Is there anyway to do this succinctly? When trying to show the isomorphism directly via $\Omega_{B/A}\otimes_AA'$ I ran into the same injectivity problems.
Best Answer
Kahler differentials have a universal property, and this is the key to doing what you ask succinctly. The universal property is that for a ring morphism $\varphi: R\to S$ and an $S$-module $M$, the map $\operatorname{Hom}_S(\Omega_{S/R},M)\to \operatorname{Der}_R(S,M)$ by $\alpha\mapsto \alpha\circ d$ is an isomorphism of functors (where $d:S\to\Omega_{S/R}$ is the map $s\mapsto ds$).

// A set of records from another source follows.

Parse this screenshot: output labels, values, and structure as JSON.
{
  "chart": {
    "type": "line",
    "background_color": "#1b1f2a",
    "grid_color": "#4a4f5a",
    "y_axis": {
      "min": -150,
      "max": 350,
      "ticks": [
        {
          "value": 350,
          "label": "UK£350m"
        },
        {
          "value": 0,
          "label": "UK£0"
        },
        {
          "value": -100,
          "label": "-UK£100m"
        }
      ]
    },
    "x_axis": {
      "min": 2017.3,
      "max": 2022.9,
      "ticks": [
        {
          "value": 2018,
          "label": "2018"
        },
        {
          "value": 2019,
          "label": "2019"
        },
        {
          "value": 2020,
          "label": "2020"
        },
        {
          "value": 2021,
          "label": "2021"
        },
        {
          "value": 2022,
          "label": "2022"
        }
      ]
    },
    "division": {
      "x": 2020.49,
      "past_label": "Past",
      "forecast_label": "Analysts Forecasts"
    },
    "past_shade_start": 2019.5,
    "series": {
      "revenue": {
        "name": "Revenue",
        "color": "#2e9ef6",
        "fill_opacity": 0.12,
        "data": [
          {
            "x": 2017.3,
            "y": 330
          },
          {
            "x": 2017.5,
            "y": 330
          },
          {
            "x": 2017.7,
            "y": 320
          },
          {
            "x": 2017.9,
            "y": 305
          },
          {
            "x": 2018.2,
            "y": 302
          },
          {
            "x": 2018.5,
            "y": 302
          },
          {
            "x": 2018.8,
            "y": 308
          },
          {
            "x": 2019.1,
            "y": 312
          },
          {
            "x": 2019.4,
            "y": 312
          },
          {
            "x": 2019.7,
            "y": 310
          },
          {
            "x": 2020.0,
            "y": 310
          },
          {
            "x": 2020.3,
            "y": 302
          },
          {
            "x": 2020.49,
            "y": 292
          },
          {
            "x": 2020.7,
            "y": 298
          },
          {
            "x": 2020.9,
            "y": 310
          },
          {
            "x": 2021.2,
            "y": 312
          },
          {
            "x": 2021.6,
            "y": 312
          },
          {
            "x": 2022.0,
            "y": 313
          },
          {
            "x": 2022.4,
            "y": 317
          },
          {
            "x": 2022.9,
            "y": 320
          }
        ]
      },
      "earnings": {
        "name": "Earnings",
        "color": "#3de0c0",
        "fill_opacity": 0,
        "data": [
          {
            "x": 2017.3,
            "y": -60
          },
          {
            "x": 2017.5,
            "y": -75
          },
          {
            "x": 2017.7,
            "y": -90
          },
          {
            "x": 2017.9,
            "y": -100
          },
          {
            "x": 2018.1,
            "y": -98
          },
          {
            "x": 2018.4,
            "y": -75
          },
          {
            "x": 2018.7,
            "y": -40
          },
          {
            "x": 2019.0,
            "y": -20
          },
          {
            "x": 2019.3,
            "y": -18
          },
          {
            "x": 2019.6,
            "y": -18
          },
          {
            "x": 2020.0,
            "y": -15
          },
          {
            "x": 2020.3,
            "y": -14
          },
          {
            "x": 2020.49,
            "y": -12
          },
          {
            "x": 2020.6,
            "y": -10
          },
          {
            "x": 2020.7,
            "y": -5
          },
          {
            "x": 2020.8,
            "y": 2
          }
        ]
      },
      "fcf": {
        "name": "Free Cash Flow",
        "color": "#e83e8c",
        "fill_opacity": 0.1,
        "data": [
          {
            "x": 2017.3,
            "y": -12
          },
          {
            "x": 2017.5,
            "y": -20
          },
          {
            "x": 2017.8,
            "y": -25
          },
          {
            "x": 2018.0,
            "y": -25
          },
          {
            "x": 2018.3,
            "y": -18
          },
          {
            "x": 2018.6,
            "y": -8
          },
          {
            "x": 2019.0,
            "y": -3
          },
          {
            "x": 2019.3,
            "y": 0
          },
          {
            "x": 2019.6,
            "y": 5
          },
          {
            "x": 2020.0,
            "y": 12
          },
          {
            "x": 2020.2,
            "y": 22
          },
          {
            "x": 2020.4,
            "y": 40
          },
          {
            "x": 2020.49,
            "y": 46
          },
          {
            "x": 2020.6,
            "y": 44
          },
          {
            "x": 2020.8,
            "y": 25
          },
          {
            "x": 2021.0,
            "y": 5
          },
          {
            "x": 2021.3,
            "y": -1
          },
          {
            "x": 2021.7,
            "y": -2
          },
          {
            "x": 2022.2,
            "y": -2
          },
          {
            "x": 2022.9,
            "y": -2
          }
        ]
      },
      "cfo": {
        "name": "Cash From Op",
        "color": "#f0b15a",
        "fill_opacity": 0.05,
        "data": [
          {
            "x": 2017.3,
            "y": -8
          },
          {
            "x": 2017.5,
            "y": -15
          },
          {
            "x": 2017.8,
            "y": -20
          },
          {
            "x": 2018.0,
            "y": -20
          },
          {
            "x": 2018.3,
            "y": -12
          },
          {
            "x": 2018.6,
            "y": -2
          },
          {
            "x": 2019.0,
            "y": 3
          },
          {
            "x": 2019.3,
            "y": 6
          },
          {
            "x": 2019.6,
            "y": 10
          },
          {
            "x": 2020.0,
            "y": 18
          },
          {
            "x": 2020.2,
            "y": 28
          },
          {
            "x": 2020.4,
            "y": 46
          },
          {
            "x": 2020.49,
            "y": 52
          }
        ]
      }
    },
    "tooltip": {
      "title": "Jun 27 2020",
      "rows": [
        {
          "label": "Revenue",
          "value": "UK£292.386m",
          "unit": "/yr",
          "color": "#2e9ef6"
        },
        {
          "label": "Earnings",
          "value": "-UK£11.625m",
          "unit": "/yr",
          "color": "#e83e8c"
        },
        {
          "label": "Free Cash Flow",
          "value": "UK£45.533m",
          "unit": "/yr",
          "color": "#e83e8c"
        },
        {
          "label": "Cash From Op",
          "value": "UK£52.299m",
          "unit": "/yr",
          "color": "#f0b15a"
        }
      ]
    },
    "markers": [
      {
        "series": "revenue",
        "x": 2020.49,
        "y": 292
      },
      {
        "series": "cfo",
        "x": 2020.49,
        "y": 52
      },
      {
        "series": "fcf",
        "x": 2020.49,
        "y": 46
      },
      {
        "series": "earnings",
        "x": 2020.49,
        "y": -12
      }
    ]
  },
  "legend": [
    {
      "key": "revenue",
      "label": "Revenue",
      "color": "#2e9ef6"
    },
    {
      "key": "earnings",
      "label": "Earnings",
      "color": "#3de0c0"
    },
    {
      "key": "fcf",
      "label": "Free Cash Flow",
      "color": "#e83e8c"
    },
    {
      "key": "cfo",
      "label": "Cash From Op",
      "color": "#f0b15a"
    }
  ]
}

This is done at Stacks 00RV; here is an outline of the proof.
In your notation, write $d':B'=B\otimes_A A' \to \Omega_{B/A}\otimes_A A'$ for the map $d'(\sum(b_i \otimes a_i))= \sum d(b_i)\otimes a_i$, which exists as $B\times A'\to \Omega_{B/A} \otimes_A A'$ by $(b,a')\mapsto d(b)\otimes_A a'$ is $A$-bilinear. It's not difficult to check this is an $A'$-derivation too. For an $A'$-derivation $D:B'\to M'$ with $M'$ a $B'$-module, the composition $B\to B'\to M'$ is an $A$-derivation, so we get an $A$-linear map $\varphi_D:\Omega_{B/A}\to M'$, which tensors up to a map $\varphi_D':\Omega_{B/A}\otimes_A A' \to M'$ satisfying $D=\varphi_D'\circ d'$. Therefore these two pairs satisfy the same universal property, so they're isomorphic up to unique isomorphism.